Miriam se ríe. Y después me lanza una de aquellas miradas que me ponen la piel de gallina, y tengo que cruzar las piernas.
Luego, Roxana agrega:
- Tú no lo sabías, Lili -señalándome con uno de los dedos que mantiene firmes, mientras bebe su cerveza helada y fuma-. Pero yo tenía mucho frío, demasiado frío -eructa, despidiendo una bola de humo por su boca, y otra vez balbucea- y estaba con resaca... -se tambalea, hace un par de movimientos, y después se cae- estaba terriblemente mal a las cinco y media de la mañana -dice-, la única maldita hora en todo el día donde los vientos huracanados del sur se cuelan hasta llegar a la ventana de tu segundo piso en Breña... -Miriam y yo nos miramos, aguardamos con los ojos muy abiertos y después Roxana nos hace temblar- Pensé que habría un ventilador, ya sabes, en tu sala, o en tu cocina, o en el comedor de tu casa, en fin... en alguna parte, pero no -Roxana grita- ¡no había nada! -Aguarda un segundo y después continúa- Me levanté del piso como pude, Dios mío, no era la primera vez que pasaba la noche fuera de casa, pero tenía esa sensación...
Hay un segundo de completo y absurdo silencio en la que todos en el local aguardan inmóviles. Miriam sonríe lo más que puede, y se ríe. Coloco mi mano en una de las piernas de Miriam. Roxana sujeta aquella papelina llena de cocaína y se la lleva al baño de prisa. ¿Estaría incómoda? Le pregunté a Miriam si ella tendría sexo con nosotras.
Miriam rió:
- ¡Pero qué dices Lili!-Retiró mi mano, y agregó- ¿Me estás jodiendo, no?
Pensé un segundo en ello.
- ¡No!... ¡tú eres la que me está jodiendo!

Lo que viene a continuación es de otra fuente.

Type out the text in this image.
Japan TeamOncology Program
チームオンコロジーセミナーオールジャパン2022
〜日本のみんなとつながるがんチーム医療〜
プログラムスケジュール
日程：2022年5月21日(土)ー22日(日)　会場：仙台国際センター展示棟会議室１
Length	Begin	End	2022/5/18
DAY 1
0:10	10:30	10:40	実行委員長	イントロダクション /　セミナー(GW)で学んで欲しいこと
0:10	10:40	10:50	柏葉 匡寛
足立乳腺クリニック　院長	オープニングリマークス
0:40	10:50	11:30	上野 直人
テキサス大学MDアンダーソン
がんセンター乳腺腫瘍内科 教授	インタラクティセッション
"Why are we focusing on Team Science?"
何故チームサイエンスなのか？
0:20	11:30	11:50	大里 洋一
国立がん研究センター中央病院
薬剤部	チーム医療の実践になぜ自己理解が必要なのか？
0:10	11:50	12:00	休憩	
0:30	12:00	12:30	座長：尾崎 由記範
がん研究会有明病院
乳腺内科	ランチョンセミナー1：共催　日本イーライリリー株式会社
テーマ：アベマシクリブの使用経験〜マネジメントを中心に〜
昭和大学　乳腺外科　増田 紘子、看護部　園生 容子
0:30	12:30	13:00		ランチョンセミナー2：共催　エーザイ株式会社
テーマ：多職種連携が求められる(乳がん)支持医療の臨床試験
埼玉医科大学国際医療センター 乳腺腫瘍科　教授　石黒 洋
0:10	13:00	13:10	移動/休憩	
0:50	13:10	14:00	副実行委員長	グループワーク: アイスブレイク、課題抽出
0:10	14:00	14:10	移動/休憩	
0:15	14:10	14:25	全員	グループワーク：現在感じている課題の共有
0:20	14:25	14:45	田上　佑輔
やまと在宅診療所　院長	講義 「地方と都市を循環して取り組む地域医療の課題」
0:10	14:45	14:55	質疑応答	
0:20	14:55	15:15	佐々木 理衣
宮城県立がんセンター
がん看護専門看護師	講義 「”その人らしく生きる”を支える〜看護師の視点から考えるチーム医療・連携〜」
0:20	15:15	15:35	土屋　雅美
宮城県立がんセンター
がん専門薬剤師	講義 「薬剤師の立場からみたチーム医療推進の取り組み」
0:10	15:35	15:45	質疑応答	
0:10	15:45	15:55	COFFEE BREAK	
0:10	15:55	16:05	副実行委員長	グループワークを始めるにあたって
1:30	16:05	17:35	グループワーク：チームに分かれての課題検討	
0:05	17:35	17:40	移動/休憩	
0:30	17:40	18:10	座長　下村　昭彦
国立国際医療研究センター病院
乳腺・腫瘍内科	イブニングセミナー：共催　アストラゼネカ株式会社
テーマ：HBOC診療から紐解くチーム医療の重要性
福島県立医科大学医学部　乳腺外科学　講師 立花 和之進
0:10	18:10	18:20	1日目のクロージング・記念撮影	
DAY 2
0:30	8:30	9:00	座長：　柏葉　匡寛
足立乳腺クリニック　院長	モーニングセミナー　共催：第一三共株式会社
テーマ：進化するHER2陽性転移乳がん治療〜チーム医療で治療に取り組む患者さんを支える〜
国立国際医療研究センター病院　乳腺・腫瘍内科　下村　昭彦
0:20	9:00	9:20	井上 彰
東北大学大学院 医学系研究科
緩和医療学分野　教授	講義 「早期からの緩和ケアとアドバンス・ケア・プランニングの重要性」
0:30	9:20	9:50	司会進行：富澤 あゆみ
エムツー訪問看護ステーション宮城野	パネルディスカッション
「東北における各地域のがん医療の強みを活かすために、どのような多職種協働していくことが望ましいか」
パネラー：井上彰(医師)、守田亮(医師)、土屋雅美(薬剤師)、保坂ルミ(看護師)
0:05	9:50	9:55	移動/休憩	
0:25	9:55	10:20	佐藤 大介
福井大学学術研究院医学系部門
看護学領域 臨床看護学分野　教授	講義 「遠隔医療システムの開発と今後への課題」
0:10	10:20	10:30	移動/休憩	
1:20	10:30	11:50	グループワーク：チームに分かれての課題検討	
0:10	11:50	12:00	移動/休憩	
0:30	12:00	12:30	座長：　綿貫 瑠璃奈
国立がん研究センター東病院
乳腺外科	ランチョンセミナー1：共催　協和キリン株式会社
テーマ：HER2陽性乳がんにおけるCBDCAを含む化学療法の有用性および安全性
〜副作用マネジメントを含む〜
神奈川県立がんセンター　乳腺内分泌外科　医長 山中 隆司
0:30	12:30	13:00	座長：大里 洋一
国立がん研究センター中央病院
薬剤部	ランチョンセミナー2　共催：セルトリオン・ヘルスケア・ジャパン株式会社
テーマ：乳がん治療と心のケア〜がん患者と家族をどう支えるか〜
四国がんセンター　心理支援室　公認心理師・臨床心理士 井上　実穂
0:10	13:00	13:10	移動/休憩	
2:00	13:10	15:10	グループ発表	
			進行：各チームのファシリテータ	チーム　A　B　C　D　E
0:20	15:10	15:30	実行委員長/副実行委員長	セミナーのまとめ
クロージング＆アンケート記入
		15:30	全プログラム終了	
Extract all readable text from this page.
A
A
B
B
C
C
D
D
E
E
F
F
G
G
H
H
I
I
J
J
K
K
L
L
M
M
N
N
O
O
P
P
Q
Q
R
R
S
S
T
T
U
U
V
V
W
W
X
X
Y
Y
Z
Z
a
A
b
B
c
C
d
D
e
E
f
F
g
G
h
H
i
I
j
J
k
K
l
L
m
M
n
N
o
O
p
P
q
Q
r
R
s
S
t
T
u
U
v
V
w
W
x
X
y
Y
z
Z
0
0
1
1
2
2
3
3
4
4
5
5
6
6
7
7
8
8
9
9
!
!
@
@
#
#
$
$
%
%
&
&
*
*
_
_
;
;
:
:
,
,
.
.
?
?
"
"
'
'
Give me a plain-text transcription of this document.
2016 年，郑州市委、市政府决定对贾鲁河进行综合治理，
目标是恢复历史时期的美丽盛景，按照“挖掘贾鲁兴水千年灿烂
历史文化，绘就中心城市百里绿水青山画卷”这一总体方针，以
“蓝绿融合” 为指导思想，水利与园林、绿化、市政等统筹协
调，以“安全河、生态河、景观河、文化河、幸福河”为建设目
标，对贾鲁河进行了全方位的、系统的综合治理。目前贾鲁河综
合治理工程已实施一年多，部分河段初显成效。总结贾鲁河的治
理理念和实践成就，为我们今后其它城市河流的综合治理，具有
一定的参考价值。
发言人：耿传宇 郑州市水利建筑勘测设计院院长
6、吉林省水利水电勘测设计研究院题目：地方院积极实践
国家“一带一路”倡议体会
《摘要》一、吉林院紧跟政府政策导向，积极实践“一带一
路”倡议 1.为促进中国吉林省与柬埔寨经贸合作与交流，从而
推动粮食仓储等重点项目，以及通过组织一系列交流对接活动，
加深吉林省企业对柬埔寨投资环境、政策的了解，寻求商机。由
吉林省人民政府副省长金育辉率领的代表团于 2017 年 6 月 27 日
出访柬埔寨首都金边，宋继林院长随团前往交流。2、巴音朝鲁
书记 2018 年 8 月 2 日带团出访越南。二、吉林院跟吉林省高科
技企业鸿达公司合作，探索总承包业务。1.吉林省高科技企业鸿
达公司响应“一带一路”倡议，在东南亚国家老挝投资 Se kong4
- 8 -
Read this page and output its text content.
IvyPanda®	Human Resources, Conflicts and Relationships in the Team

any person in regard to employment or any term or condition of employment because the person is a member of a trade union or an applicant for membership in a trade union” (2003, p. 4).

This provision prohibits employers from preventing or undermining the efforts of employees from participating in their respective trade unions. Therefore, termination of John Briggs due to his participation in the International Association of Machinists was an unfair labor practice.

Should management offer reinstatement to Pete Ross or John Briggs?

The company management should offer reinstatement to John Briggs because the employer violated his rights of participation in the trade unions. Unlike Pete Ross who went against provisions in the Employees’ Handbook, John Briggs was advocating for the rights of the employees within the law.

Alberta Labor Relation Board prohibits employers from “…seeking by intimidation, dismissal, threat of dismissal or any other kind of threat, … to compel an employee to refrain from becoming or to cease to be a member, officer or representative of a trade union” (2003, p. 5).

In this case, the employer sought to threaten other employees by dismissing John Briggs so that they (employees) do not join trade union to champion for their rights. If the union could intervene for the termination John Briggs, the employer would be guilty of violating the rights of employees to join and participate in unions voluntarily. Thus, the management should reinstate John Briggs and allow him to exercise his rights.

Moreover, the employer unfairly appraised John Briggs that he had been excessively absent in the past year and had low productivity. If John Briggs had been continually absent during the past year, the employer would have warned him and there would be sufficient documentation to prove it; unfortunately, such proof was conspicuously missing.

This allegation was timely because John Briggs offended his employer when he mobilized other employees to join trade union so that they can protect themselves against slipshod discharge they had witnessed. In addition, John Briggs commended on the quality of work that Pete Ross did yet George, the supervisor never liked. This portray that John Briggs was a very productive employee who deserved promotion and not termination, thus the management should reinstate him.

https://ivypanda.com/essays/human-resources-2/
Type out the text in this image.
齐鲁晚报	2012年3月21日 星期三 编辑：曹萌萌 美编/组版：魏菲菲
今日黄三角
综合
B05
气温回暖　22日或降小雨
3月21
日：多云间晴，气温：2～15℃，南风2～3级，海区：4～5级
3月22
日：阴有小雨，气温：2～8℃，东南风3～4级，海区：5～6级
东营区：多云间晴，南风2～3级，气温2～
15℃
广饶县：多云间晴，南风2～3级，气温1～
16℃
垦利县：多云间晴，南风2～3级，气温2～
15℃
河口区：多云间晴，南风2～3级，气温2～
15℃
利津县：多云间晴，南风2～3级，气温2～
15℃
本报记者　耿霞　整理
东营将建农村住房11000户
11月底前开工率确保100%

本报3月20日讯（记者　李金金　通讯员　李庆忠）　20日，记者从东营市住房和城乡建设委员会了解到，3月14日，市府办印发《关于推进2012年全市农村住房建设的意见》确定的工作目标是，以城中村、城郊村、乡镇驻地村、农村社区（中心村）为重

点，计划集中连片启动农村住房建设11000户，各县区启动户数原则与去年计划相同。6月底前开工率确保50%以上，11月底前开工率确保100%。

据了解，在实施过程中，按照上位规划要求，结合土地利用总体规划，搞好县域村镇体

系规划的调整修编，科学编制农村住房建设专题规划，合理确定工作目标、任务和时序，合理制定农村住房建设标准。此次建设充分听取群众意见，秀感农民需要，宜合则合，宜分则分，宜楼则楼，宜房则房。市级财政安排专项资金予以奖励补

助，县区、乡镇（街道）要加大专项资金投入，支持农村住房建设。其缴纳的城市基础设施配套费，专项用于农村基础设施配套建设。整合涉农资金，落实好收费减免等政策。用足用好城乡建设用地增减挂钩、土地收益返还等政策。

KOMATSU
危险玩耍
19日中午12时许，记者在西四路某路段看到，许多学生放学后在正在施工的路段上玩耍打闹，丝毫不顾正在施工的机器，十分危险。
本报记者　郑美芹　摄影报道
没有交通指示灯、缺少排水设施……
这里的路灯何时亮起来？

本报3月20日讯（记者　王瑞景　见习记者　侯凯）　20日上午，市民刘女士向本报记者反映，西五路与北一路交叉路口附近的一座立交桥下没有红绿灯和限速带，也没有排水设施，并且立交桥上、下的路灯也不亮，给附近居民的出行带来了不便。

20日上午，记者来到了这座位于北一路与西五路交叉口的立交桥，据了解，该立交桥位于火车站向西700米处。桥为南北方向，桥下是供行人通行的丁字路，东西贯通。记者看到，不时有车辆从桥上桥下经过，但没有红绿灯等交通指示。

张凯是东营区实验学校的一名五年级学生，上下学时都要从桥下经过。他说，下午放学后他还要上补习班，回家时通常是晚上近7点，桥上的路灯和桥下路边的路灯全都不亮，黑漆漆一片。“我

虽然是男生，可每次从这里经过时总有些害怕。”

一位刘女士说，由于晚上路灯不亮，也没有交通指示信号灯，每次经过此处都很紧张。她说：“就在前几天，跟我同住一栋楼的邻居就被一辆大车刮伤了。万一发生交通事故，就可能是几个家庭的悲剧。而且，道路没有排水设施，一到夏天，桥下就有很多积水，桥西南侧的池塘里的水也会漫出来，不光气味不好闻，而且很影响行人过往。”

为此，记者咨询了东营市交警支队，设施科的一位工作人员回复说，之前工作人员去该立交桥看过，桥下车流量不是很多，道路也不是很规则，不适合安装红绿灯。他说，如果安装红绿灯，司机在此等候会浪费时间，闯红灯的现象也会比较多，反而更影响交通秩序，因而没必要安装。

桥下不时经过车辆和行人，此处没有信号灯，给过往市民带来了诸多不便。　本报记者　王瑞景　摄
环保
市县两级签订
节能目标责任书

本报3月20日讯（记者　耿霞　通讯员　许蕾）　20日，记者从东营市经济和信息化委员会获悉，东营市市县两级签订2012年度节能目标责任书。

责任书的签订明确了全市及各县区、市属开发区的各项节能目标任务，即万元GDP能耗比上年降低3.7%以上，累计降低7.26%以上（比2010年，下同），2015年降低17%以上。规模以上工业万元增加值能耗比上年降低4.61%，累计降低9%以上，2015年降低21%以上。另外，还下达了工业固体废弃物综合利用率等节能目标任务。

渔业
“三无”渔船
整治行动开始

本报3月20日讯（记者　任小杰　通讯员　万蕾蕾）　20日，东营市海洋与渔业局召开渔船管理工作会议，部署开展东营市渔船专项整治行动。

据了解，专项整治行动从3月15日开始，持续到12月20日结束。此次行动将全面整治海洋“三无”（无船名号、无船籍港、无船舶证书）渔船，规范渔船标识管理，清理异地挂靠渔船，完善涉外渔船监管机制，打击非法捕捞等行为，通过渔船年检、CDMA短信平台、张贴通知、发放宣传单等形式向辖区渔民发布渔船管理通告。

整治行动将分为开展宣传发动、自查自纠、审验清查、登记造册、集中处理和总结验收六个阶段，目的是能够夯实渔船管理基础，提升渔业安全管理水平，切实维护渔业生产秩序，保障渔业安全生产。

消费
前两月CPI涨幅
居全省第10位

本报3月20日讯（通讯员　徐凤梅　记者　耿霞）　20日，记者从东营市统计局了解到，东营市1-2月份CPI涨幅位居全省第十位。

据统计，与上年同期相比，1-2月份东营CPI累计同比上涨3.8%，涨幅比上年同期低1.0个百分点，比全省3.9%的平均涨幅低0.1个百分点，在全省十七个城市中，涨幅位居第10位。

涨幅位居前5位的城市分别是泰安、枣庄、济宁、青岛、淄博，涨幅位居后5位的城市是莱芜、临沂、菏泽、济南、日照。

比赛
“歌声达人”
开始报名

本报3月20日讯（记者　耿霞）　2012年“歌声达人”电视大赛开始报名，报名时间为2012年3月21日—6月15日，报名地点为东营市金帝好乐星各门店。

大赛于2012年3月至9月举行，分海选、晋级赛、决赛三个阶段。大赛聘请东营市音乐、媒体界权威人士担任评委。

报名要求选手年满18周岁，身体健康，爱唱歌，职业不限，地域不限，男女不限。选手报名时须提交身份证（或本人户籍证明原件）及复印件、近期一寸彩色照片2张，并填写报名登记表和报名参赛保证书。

Intenté estamparle un beso, pero eso no funcionó. Pude sentir bien que algunos de los tíos volteaban a mirar la escena conmovidos. Podía ver ese brillo en los ojos castaños de Miriam. Me erguí. Escabullí mis dedos dentro de su faldita veraniega.
- No llevas calzón... -murmuré-, eres un perra.
Miriam me enseñó sus dientes. Cruzó ambas piernas y esperó a que Roxana regresara por lo que quedaba de cerveza.
- El último sorbo siempre es el peor -increpé.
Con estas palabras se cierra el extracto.